店の奥から女性店員が子豚の形の鉢を持ってきた。彼女は佐竹と赤松が向かい合っているところからどちらに言うわけでもなく「お知り合いですか」と声をかけた。

「ああ、俺の同級生。」

赤松が答えた。

「何、これお前買ってくれるの?」

「まあ…。そうだけど。」

「プレゼントだそうですよ。」

本当は別に欲しくもない花だが、何となく流れで買ってしまったなどと言える訳もなくとりあえず佐竹は答えた。

「ありがとうございます。」

そう言って赤松は佐竹を見た後、続けて女性店員を見た。
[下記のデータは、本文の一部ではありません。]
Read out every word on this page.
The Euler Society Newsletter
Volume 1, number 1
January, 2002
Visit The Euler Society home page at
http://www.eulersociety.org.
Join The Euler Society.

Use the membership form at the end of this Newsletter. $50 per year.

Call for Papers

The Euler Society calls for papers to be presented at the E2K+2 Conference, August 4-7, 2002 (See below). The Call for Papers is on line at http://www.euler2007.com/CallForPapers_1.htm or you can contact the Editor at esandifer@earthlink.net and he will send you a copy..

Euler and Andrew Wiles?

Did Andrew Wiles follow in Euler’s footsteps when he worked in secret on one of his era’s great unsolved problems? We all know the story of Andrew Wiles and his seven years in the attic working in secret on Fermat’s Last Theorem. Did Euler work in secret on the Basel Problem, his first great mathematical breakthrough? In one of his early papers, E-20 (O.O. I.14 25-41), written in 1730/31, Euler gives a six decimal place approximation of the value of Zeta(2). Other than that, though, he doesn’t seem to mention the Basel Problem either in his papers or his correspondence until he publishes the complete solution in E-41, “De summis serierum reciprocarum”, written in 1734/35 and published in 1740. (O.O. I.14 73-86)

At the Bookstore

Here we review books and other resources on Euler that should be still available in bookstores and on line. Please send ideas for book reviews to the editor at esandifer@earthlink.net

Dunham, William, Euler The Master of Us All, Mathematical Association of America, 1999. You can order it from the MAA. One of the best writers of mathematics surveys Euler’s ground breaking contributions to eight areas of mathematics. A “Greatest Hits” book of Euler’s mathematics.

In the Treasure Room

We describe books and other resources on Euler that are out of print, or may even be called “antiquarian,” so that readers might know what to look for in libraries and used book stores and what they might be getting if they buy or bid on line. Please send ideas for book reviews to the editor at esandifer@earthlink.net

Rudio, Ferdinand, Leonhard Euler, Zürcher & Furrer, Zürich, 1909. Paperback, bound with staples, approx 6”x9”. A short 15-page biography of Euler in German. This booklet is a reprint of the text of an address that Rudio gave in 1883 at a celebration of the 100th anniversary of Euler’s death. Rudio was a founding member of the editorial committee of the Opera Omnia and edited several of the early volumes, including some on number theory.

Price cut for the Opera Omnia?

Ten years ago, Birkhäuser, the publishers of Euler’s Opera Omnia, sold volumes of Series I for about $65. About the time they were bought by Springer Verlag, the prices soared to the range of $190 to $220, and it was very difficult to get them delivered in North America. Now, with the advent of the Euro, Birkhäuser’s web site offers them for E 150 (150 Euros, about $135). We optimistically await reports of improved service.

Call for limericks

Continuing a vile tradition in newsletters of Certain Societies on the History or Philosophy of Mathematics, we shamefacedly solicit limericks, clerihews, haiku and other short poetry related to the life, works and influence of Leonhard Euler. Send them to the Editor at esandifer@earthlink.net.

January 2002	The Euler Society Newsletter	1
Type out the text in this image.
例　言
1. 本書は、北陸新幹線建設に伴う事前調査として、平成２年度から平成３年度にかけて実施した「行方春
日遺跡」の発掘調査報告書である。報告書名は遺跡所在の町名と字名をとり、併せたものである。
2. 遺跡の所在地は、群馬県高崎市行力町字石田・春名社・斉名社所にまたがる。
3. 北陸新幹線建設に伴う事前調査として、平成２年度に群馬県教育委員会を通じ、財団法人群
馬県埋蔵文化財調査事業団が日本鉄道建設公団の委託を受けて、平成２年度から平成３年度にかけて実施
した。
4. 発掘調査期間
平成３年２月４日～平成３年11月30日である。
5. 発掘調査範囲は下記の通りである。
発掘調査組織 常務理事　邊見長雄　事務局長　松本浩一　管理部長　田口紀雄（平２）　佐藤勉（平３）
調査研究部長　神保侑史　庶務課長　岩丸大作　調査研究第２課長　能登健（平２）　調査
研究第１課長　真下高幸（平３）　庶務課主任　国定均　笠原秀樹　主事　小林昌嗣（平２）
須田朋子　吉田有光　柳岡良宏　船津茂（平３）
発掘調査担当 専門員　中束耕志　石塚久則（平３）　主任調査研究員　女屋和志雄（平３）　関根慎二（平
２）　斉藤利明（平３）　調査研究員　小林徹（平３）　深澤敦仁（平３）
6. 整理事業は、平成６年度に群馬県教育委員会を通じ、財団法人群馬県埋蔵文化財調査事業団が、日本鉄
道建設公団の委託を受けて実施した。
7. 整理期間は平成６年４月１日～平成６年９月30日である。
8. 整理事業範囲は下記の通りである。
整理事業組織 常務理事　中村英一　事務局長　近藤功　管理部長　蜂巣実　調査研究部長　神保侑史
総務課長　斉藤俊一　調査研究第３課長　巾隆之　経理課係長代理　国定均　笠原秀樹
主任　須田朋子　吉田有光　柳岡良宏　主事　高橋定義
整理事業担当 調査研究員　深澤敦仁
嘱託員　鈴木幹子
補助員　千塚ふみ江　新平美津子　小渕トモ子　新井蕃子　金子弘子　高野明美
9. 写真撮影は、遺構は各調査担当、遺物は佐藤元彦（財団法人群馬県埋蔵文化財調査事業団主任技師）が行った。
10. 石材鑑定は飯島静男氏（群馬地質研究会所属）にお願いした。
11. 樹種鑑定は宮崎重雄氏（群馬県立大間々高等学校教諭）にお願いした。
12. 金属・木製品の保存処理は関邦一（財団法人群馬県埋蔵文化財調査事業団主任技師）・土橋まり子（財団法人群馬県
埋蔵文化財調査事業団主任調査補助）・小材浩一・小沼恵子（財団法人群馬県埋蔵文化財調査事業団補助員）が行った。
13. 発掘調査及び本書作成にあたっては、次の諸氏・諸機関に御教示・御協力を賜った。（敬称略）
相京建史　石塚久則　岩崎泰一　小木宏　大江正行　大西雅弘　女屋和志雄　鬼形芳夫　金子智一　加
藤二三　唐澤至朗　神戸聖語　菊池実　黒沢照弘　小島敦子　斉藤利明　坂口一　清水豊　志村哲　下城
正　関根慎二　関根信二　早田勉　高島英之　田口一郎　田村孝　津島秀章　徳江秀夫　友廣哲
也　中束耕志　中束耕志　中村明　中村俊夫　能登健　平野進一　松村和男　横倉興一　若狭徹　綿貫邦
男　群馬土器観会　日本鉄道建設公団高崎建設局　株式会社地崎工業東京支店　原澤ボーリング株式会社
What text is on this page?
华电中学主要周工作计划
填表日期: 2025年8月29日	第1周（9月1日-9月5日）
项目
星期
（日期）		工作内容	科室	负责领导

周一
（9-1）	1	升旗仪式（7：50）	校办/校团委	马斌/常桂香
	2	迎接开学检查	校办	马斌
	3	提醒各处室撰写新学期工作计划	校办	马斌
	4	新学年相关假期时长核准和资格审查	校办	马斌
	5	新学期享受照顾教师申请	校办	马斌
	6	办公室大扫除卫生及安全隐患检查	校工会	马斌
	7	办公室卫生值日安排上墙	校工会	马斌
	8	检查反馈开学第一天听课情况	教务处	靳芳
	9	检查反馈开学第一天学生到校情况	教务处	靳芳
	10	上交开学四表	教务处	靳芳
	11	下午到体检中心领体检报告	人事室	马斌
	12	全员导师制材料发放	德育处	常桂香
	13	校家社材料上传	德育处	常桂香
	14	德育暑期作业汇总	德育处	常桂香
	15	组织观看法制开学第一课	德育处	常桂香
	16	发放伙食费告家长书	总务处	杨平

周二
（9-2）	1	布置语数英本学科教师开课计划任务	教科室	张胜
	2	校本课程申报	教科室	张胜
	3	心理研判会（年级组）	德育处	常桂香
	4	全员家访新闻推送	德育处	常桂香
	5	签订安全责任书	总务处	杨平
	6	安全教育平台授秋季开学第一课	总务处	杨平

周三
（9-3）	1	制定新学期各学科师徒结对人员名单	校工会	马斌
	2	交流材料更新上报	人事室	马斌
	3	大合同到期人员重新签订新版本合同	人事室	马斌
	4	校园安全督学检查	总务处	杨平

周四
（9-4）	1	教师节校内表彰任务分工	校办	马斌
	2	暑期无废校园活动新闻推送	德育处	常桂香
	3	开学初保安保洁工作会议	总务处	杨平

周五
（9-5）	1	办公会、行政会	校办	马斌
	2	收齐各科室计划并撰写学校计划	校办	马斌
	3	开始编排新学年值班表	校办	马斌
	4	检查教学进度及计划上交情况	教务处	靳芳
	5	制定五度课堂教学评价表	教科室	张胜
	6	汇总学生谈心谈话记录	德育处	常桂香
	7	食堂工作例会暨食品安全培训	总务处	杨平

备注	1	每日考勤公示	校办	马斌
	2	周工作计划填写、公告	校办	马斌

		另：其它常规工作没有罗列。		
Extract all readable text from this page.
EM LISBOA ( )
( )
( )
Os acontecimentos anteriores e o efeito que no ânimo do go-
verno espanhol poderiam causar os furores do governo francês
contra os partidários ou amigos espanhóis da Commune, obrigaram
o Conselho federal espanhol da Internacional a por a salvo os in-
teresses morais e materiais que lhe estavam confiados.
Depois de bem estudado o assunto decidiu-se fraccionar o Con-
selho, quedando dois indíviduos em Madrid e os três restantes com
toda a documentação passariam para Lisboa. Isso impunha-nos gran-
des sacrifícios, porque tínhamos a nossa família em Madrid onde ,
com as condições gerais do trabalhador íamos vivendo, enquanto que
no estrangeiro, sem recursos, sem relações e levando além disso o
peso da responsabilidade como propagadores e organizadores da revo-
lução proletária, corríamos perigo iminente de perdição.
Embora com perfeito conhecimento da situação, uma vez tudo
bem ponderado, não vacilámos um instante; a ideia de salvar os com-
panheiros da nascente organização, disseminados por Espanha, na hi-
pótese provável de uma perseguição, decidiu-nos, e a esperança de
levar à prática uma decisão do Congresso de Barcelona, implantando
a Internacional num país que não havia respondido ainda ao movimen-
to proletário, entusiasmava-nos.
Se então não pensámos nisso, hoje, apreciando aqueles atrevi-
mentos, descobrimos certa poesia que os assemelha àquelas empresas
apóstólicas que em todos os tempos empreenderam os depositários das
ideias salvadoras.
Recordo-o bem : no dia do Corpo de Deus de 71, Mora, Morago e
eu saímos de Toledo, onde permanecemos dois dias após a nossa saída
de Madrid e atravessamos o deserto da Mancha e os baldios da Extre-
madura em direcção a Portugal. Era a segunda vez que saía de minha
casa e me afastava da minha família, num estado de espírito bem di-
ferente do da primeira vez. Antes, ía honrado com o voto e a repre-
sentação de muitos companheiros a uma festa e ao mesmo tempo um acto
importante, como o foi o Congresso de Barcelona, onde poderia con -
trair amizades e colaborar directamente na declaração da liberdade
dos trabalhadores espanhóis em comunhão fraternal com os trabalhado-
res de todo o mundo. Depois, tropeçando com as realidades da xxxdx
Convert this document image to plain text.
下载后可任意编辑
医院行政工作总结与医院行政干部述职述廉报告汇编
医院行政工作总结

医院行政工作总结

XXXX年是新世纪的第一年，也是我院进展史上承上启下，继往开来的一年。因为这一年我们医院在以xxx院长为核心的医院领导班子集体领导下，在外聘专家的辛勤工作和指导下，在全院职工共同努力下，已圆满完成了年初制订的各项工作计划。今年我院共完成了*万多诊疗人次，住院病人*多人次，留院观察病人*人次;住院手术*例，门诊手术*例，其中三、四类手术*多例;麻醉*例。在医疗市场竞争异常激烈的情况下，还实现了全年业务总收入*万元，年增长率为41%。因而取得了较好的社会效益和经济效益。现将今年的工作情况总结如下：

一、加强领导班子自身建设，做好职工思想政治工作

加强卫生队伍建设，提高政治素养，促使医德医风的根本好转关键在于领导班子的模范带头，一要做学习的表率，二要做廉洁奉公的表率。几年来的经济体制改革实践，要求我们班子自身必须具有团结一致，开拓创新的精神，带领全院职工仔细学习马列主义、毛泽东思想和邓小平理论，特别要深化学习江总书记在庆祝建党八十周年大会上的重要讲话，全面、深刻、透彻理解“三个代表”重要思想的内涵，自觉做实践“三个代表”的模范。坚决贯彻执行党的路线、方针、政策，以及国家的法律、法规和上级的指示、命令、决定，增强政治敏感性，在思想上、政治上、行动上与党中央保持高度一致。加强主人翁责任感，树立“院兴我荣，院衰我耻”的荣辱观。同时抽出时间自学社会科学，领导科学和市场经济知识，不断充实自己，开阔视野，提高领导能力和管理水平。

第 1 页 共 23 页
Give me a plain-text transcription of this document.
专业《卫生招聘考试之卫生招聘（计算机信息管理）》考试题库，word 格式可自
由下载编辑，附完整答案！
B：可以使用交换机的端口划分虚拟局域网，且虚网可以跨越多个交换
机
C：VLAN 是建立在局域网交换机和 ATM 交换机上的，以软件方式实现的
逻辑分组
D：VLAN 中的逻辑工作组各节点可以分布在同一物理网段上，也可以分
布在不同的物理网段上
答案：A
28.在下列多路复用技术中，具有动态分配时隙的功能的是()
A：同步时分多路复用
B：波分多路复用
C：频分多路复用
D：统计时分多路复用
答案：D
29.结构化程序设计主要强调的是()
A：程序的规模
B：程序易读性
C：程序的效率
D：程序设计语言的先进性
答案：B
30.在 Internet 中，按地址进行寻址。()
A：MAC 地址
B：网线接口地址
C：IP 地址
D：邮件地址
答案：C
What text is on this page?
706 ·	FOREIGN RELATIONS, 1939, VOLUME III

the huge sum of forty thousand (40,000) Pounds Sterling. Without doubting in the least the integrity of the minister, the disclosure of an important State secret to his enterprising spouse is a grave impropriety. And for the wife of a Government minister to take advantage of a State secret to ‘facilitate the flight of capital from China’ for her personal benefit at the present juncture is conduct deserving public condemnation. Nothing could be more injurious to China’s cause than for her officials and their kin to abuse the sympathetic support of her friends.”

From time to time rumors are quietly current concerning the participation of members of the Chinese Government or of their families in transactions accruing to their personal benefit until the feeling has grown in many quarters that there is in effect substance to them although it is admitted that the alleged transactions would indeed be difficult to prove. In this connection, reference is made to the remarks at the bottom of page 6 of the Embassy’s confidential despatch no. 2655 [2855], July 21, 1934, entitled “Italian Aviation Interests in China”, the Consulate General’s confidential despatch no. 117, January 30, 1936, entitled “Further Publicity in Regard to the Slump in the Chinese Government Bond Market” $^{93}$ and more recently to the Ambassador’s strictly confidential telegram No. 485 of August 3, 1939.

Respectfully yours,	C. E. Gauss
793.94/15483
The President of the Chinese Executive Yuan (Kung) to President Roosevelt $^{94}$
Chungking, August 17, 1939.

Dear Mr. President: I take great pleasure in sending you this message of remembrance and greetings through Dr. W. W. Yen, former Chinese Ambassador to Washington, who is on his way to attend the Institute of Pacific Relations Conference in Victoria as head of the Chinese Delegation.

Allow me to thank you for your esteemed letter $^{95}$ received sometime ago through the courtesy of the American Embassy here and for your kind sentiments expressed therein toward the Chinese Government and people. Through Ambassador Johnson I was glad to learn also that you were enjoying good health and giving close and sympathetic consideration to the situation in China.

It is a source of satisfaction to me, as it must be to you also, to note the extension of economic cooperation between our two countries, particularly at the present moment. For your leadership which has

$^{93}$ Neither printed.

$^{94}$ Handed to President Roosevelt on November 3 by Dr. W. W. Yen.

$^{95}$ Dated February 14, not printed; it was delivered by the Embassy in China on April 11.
そして先ほどまで真剣だった表情を少し緩めた。

「美紀ちゃん。このお客さんのために特別なラッピングしてあげてね。」

「はい。がんばります。」

元気のいい声で答えると、美紀と呼ばれたその女性はその場で花を詰め始めた。

「佐竹、少し時間あるか。」

「ああ。」

「ここじゃ何だから、久しぶりに『ドミノ』でも行かないか。」

「いいけど、お前仕事は大丈夫なのか。」

「大丈夫だ。仕事より大事な事だってある。先に行っててくれないか。俺は少し片付けなきゃ行けないことがあるから、十分程したらそっちに行く。」